Strategy still beats shiny tools

Clear strategy ranks above AI, tech, measurement, and budget as the top success factor for 2026. Translation for creatives: get clear on positioning, message, and constraints. Then automate.

You don't need more assets. You need a content system, a retention loop, and an owner who keeps everything pointed at the same outcome.

Fast timeline notes

  • Oct 2025: Trends call out AI agents and retail media growth.
  • Late Oct-Dec 2025: Studies show confidence in measurement isn't improving; most marketers still can't see channel impact clearly.
  • Dec 10, 2025: New UK survey drops - optimism holds, integration lags, AI boosts efficiency without replacing creators.

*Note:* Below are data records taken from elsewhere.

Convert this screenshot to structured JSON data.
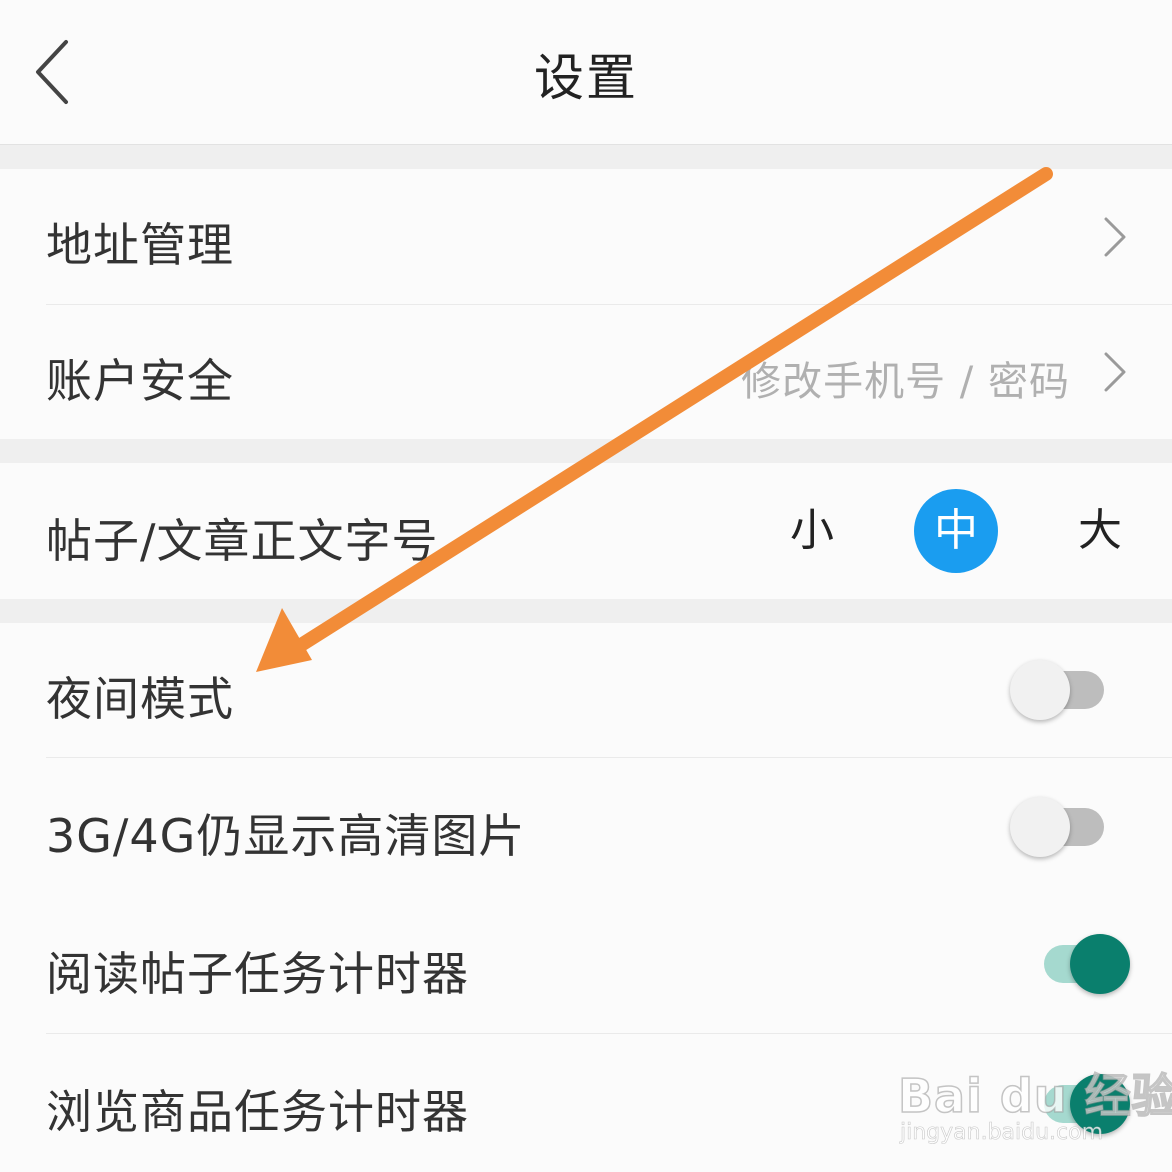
{
  "header": {
    "title": "设置"
  },
  "rows": {
    "address": {
      "label": "地址管理"
    },
    "account": {
      "label": "账户安全",
      "hint": "修改手机号 / 密码"
    },
    "font_size": {
      "label": "帖子/文章正文字号",
      "options": [
        "小",
        "中",
        "大"
      ],
      "selected": "中"
    },
    "night_mode": {
      "label": "夜间模式",
      "enabled": false
    },
    "hd_images": {
      "label": "3G/4G仍显示高清图片",
      "enabled": false
    },
    "read_timer": {
      "label": "阅读帖子任务计时器",
      "enabled": true
    },
    "browse_timer": {
      "label": "浏览商品任务计时器",
      "enabled": true
    }
  },
  "colors": {
    "accent_blue": "#1a9df0",
    "toggle_on": "#0a7f6d",
    "annotation_arrow": "#f28c38"
  },
  "watermark": {
    "logo": "Bai du 经验",
    "url": "jingyan.baidu.com"
  }
}
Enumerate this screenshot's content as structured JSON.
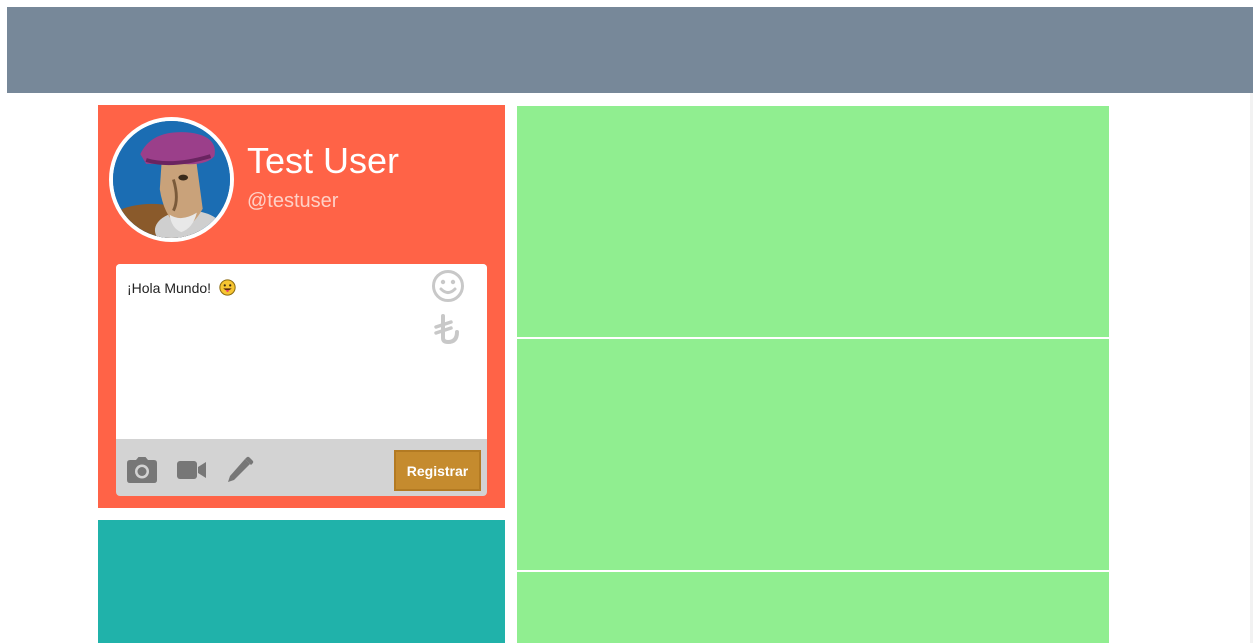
{
  "profile": {
    "name": "Test User",
    "handle": "@testuser",
    "avatar_icon": "avatar-illustration"
  },
  "composer": {
    "text": "¡Hola Mundo!",
    "inline_emoji": "tongue-out-emoji",
    "side_icons": [
      "smiley-icon",
      "lira-icon"
    ],
    "toolbar_icons": [
      "camera-icon",
      "video-camera-icon",
      "pencil-icon"
    ],
    "submit_label": "Registrar"
  },
  "colors": {
    "header": "#778899",
    "profile_card": "#ff6347",
    "teal_panel": "#20b2aa",
    "green_panel": "#90ee90",
    "submit_button": "#c58b2e",
    "composer_toolbar": "#d3d3d3",
    "icon_gray": "#777777",
    "side_icon_gray": "#c8c8c8"
  }
}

For creatives who want the hybrid edge

Build range: strategy, concepting, SEO-aware content, lifecycle design, light analytics, and AI-assisted workflows. Make your work easier to measure and easier to ship across channels.

If you're upskilling for 2026, explore focused training on AI for marketing roles and creative operations.

Further reading

Bottom line: budgets are rising, revenue optimism cooled a bit, and the teams doing the best work will connect channels under one plan. Keep the creativity - add systems, measurement, and AI fluency.